Murmeltier der Politik
Immer wieder Mehrheitswahlrechtsdebatte
Wer nach immer wiederkehrenden Kontroversen in der österreichischen Innenpolitik sucht, wird beim Thema Wahlsystem schnell fündig. Fast schon mit der Regelmäßigkeit eines Metronoms schwappt die Debatte um ein Mehrheitswahlrecht durch die innenpolitische Landschaft, zuletzt hat sie vergangene Woche das Burgenland erfasst. Das Thema hat immer wieder Diskussionen über Sinn und Machbarkeit ausgelöst, Fürsprecher und Gegner fanden sich: Wirklich ernst genommen wurde die Idee, Österreichs Verhältniswahlrecht könne durch die Persönlichkeitswahl von Abgeordneten in Wahlbezirken ersetzt werden, aber nie. Zu groß wäre vielen der politische Kulturwandel, würden Abgeordnete plötzlich in „Swing-Wahlkreisen“von Floridsdorf bis Bludenz um die relative Mehrheit rittern.
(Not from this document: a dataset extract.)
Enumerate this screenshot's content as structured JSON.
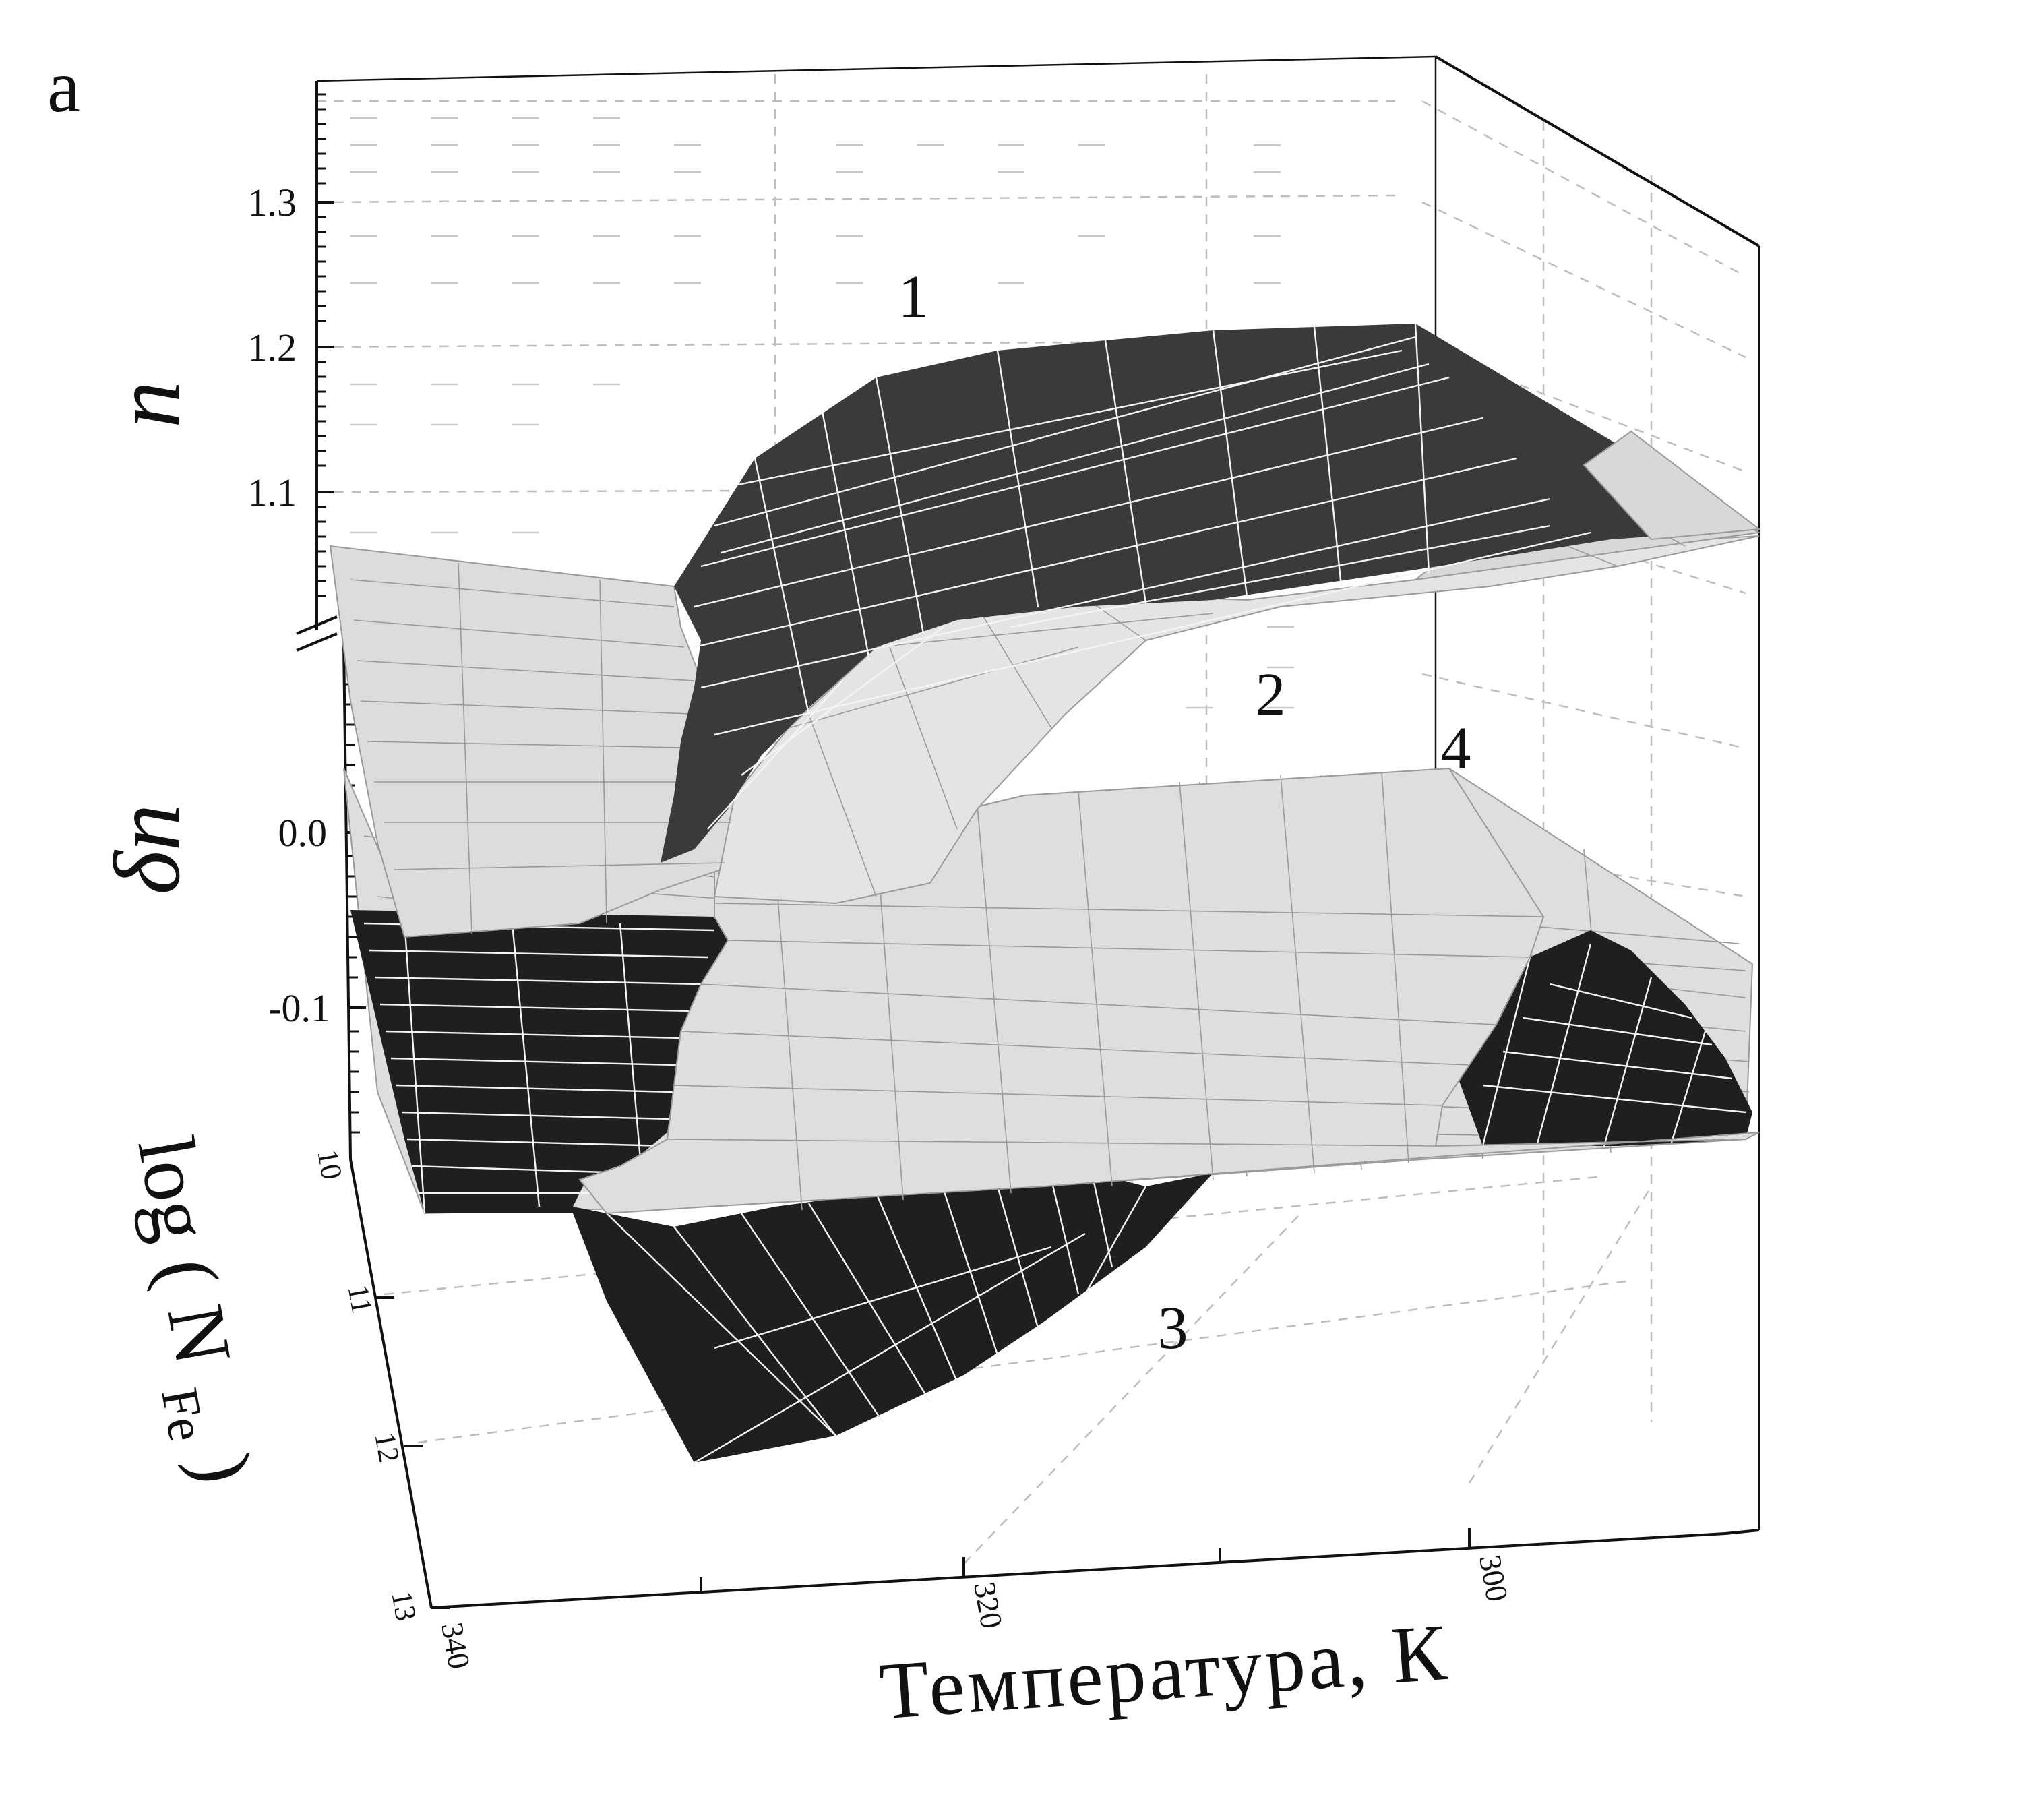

Dabei geht es längst nicht immer um ein klassisches Westminster-System, in dem die stimmenstärkste Partei eines Wahlkreises dessen Mandat gewinnt – und kleinere Gruppen kaum Chancen auf Parlamentssitze haben. So auch 2017, als der damalige Kanzler und SPÖ-Chef Christian Kern in seinem „Plan A“eigentlich ein ganz anderes System vorschlug: Die stimmenstärkste Partei solle automatisch den Kanzler stellen, das Wahlrecht möge mehrheitsfördernd sein, hatte er gefordert. Die Folge waren mediale Debatten über ein Mehrheitswahlrecht, nicht unbedingt aber über ein mehrheitsförderndes, wie es Kern eigentlich vorgeschlagen hatte. Dabei gäbe es für ein solches viele Vorbilder, auch in Staaten mit Verhältniswahlrecht. In Griechenland etwa, in dessen 300-Sitze-Parlament die stimmenstärkste Partei 50 Bonusmandate bekommt. Oder in Italien und Deutschland, wo Mehrheits- und Verhältniswahl gemischt sind.